Психологическая биография, в интересах которой могут производиться подобные лингвистические наблюдения, — лишь одна из возможных конечных целей исследований такого рода. Обратим внимание на то, что самое понятие личности по отношению к писателю, как и иному художнику, может толковаться различно. Рядом с реальной личностью писателя, которую мы познаем или изображаем в биографии на основании соответствующих исторических материалов, живет его иная, литературная личность, та, которая заключена в его произведениях. Во всяком тексте есть тот, кто говорит, субъект речи, хотя бы слово «я» в нем ни разу не встретилось. Не требует доказательств, что в художественном произведении субъект речи есть одно из явлений художественной фантазии, а потому не сводим без остатка к соответствующей реальной биографической личности. Поэтому «язык Пушкина» может означать не только язык той биографической личности, которая носит это имя, но также и те языковые свойства, которые характеризуют повествователя «Евгения Онегина» и «Повестей Белкина».

В этом случае характеристики, которые мы выводим из наблюдений над различными индивидуальными, внеграмматическими свойствами в языке литературных произведений, мы будем приписывать уже не биографической, а литературной личности писателя. Например, в произведениях Щедрина часто встречаем употребление некоторых глаголов без тех дополнений, которые нам кажутся нужными для полноты смысла. Ср., например, в «Помпадурах и помпадуршах»: «Старик увещевал нового быть твердым и не взирать» (не сказано, на кого — что взирать); или «тогда-то усмирил, тогда-то изловил» (не сказано, кого — что усмирил и изловил). Ср. в «Культурных людях»: «Я могу только содействовать. Содействовать — вот моя специальность» (не сказано, кому — чему содействовать). Ср. в письме к Боровиковскому 15 января 1885 г.: «Из общих знакомых я только двоих продолжаю видеть: Унковского и Лихачева. Из них первый — веселится, второй — стремится» (не сказано, к чему стремится) и т. д. В подобном употреблении эти глаголы приобретают обобщенный, символический смысл, лишаясь конкретного содержания, становятся своеобразными намеками, за которыми читателю уже самому приходится угадывать их возможное жизненное прило­жение. Эти глаголы обозначают не события, а типические положения. Таких социальных символов, масок, как мы знаем, и вообще много в так называемом эзоповском языке Щедрина, и мы вправе смотреть на. них как на выражение и свидетельство той черты в ли-

242

тературной личности писателя, которая может быть названа сатирически-символическим ее устремлением. Специалисты будут решать вопрос, где здесь проходит граница между Щедриным-писателем и Щедриным-человеком, но это уж иной вопрос.

Как само собой разумеется, литературная личность писателя может выступать в разных формах в разных его произведениях в зависимости от условий жанровых, тематических и многих других.
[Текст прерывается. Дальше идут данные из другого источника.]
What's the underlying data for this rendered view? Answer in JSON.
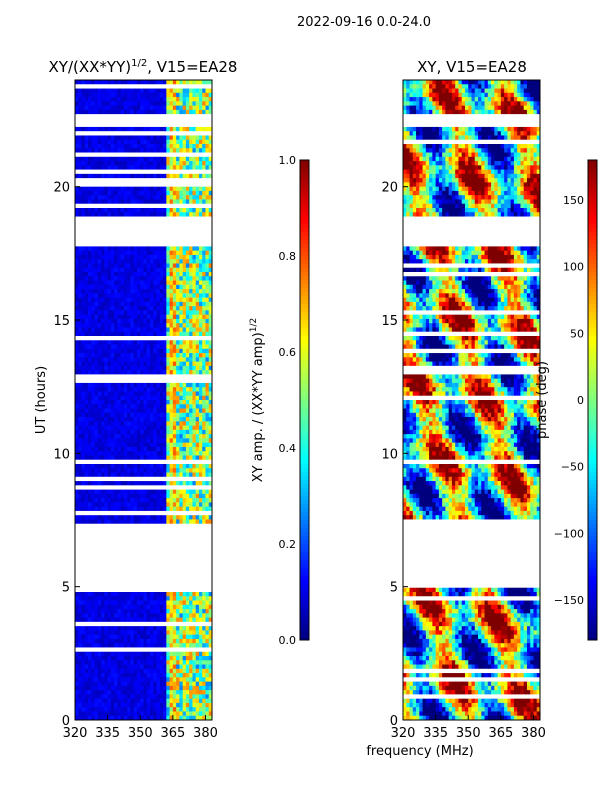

В конце концов образ автора определяется всей сложной совокуп­ностью явлений, создающих ту или иную литературную обстановку, то есть его литературной школой, его эстетическими воззрениями и т. д. Громадное значение здесь принадлежит той общей эстетике языка, которой характеризуется творческий метод автора, то есть тому, например, относится ли он к слову, как к чистому знаку мысли (Пушкин), или же слово у автора «музыкальное» (Фет), «изобразительное» (Гоголь), «орнаментальное» (Лесков) и т. д. Понятие авторской индивидуальности может быть расширено до каких угодно историко-литературных пределов, то есть ее можно понимать не только в применении к одному отдельному автору, но и к целой плеяде авторов, к литературному направлению, эпохе и т. д. Но как бы ни усложнялась соответственно задача, в принципе она остается такой же: понять известные индивидуальные свойства речи, то, что называлось когда-то «слогом» в отличие от «языка»1 как нечто, свидетельствующее и отражающее в себе те или иные историко-литературные категории.

Но занимаемся ли мы биографической, психологической или историко-литературной интерпретацией индивидуальных явлений языка, если только, действительно, цель наша состоит в раскрытии известной индивидуальности, мы всякий раз неизбежно выходим за границы лингвистики и имеем дело с проблемами, которые не могут считаться принадлежащими собственно языковедению. В свое время об этом очень хорошо говорил Буслаев, пытаясь наметить границы лингвистической стилистики (в объективном и в нормативном отношениях). «Стилистика,— писал Буслаев,— необходимо должна основываться на грамматике, ибо она есть не иное что, как та же грамматика, только в непрестанном применении к чтению писателя и к собственному сочинению... Только понятие о слоге индивидуальном или личном выступает из области филологии: ибо слог известного писателя определяется характером самого писателя... Притом слог индивидуальный видоизменяется по содержанию описываемых пред­метов: здесь, кажется, уже и предел стилистике»2. В самом деле, если верно, что границы науки определяются предметом, целью ис-

1 Ср. у Грота: «Слог, в тесном смысле,— это характер изложения, это в отношении к речи то же, что походка в движении тела, почерк в письме, физио­номия в чертах и выражении лица: язык писателя — это орудие мысли в распоряжении отдельного лица, употребляемое с большим или меньшим знанием и умением». «Труды Я. К. Грота», т. II, СПб, 1899, стр. 74.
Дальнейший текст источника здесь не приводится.